Minggu, 16 November 2008

Keterkaitan Keberadaan Bangunan Air terhadap Karakteristik Lingkungan DAS Ciliwung Masa Kolonial

Berdasarkan informasi yang didapatkan tersebut awal pembangunan untuk bangunan air yang dibuat dan digunakan pada masa kolonial pengelolaan air yang dilakukan pada Bagian DAS hulu dan bagian hulu tersebut masih dipandang sebagai satu kesatuan Aliran sungai. Kemudian Belanda membangun bangunan air di bagian hilir dan bagian tengah. Adapun keseluruhan bangunan mengacu pada keberadaan sungai utama belum mengantisipasi pengaruhpengaruh dari subsub DAS yang ada di bagian DAS hulu maupun bagian DAS tengah. Belanda membangun belum memperhatikan bahwa aliran Ciliwung memiliki karakteristik fisik antara bagian timur aliran utama dan bagian barat aliran utama dimana fakta menunjukkan besar volume aliran Ciliwung tidak seimbang antara bagian timur dan dagian barat aliran sungai utama, Lebih besar bagian timur dibandingkan bagian barat.

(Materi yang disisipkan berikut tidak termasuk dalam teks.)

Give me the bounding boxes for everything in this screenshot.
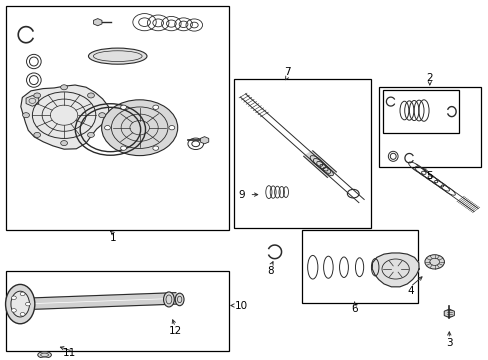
Circle shape (25, 302, 30, 306)
Ellipse shape (38, 352, 51, 358)
Circle shape (20, 292, 25, 296)
Circle shape (168, 126, 174, 130)
Circle shape (87, 93, 94, 98)
Circle shape (121, 105, 126, 109)
Ellipse shape (5, 284, 35, 324)
Circle shape (34, 132, 41, 138)
Circle shape (153, 105, 158, 109)
Polygon shape (20, 293, 176, 310)
Text: 2: 2 (426, 73, 432, 82)
Circle shape (99, 113, 105, 118)
Circle shape (11, 296, 16, 300)
Text: 6: 6 (351, 304, 357, 314)
Text: 1: 1 (109, 233, 116, 243)
Circle shape (20, 312, 25, 316)
Bar (301, 230, 417, 303)
Circle shape (153, 146, 158, 150)
Circle shape (121, 146, 126, 150)
Bar (5, 6, 228, 230)
Circle shape (61, 141, 67, 145)
Polygon shape (21, 85, 109, 149)
Bar (383, 90, 458, 133)
Ellipse shape (88, 48, 147, 64)
Text: 7: 7 (284, 67, 290, 77)
Text: 11: 11 (62, 348, 76, 358)
Circle shape (424, 255, 444, 269)
Circle shape (87, 132, 94, 138)
Text: 4: 4 (406, 286, 413, 296)
Circle shape (34, 93, 41, 98)
Ellipse shape (163, 292, 174, 307)
Text: 3: 3 (445, 338, 452, 348)
Text: 9: 9 (238, 190, 245, 199)
Circle shape (11, 309, 16, 312)
Text: 12: 12 (168, 326, 182, 336)
Bar (378, 86, 480, 167)
Ellipse shape (175, 293, 183, 306)
Polygon shape (371, 253, 418, 287)
Circle shape (22, 113, 29, 118)
Bar (233, 80, 370, 228)
Bar (5, 271, 228, 351)
Text: 10: 10 (234, 301, 247, 311)
Circle shape (104, 126, 110, 130)
Ellipse shape (11, 291, 29, 317)
Text: 8: 8 (267, 266, 274, 276)
Text: 5: 5 (426, 171, 432, 181)
Circle shape (102, 100, 177, 156)
Circle shape (61, 85, 67, 90)
Polygon shape (303, 151, 336, 177)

Sifat air berasal dari tempat yang lebih tinggi. Sifat ini seharusnya dapat sebagai dasar dalm pengelolaan DAS Ciliwung. Aliran sungai bagian hulu berpola aliran dendritik dapat menunjukkan bahwa limpahan curah hujan yang sangat tinggi yang dapat membentuk pola aliran tersebut. Di bagian hululah seharusnya mendapat perlakuan yang lebih. Tetapi Belanda memfokuskan pembangunan bangunan air sebagian besar untuk pengelolaan air yang memang sudah melimpah di hilir.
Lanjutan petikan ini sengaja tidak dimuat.